Insulin is an important medication in the treatment of diabetes. Insulin pens allow for an easy and convenient way to accurately give insulin injections to control diabetes. Most diabetic patients prescribed to receive insulin for the first time often ask how to use an insulin pen. With special instructions recommended by most certified diabetes educators and caregivers is the following instructional steps on how to use a diabetic pen.
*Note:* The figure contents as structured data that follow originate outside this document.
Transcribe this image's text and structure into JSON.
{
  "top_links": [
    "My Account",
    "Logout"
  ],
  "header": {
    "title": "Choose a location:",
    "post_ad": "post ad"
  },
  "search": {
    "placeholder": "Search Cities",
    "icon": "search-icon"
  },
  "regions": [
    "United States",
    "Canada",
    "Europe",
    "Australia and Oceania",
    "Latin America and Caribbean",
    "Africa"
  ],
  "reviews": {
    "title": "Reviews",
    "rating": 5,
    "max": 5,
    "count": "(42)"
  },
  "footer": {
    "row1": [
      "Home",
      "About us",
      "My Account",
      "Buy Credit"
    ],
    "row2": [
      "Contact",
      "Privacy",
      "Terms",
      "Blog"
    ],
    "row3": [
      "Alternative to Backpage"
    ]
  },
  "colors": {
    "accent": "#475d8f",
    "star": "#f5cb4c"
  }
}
Prep your pen. First you wash your hands with some soap and water and then remove the pen cover. Take your alcohol swab and clean off the rubber stopper. Depending on your insulin type (could be mixed or clear), if it is cloudy (mixed insulin), you’ll need to roll (not shake) the pen in your hands until it has a consistent appearance. Then you take your pen needle and remove the paper taps, push it onto your pen and twist to secure. Dial to a dose of 2 units to prime any air pockets out that might be in the cartridge. Point the needle in the air, tap the pen on the side, remove the outer and inner covers of the needle and press on the dose knob to see some insulin come out the end.
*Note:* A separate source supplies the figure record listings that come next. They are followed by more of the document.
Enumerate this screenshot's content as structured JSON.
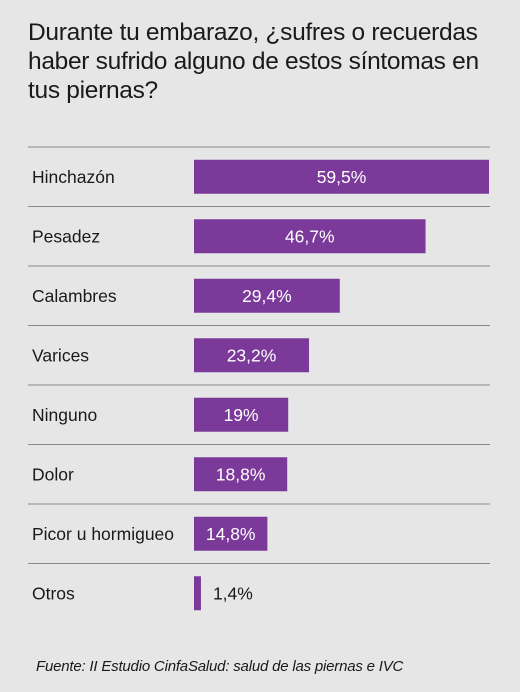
{
  "chart_data": {
    "type": "bar",
    "orientation": "horizontal",
    "title": "Durante tu embarazo, ¿sufres o recuerdas haber sufrido alguno de estos síntomas en tus piernas?",
    "categories": [
      "Hinchazón",
      "Pesadez",
      "Calambres",
      "Varices",
      "Ninguno",
      "Dolor",
      "Picor u hormigueo",
      "Otros"
    ],
    "values": [
      59.5,
      46.7,
      29.4,
      23.2,
      19,
      18.8,
      14.8,
      1.4
    ],
    "value_labels": [
      "59,5%",
      "46,7%",
      "29,4%",
      "23,2%",
      "19%",
      "18,8%",
      "14,8%",
      "1,4%"
    ],
    "xlim": [
      0,
      59.5
    ],
    "grid": false,
    "legend": "none",
    "bar_color": "#7b3a9a",
    "label_inside_color": "#ffffff",
    "label_outside_color": "#1a1a1a"
  },
  "source": "Fuente: II Estudio CinfaSalud: salud de las piernas e IVC"
}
- Dial the dose your doctor prescribed.
- Find a good spot to take your injection. The belly works best, staying 2 inches away from the belly button. You can also use the upper back part of your arm, the top of your thigh, or your buttocks. Rotate your injection site one inch from the last one you that you used.
- Wipe the injection area with an alcohol swab.
- Curl your fingers around the upper end of your pen keeping your thumb above the dose knob.
- Pinch the area of skin with your free hand.
- Insert the needle in a 90 degree angle with the dose window facing you.
- Release the pinch and then as you press down on the dose knob, once you see it go back to zero, you’re going to count to 10 seconds.
- Pull the needle straight out.
- Use the same alcohol wipe to clean the area.
Needle disposal. Take your outer needle cover, click it on the needle, twist it out and dispose of it in an empty medicine or bleach bottle, something fit plastic with a twist-on lid to secure it. And always cover your pen back up with its outer cap.
It is always important to ask your doctor, pharmacist or certified diabetes educator on how to store and maintain your particular type of insulin and any other questions about the pen.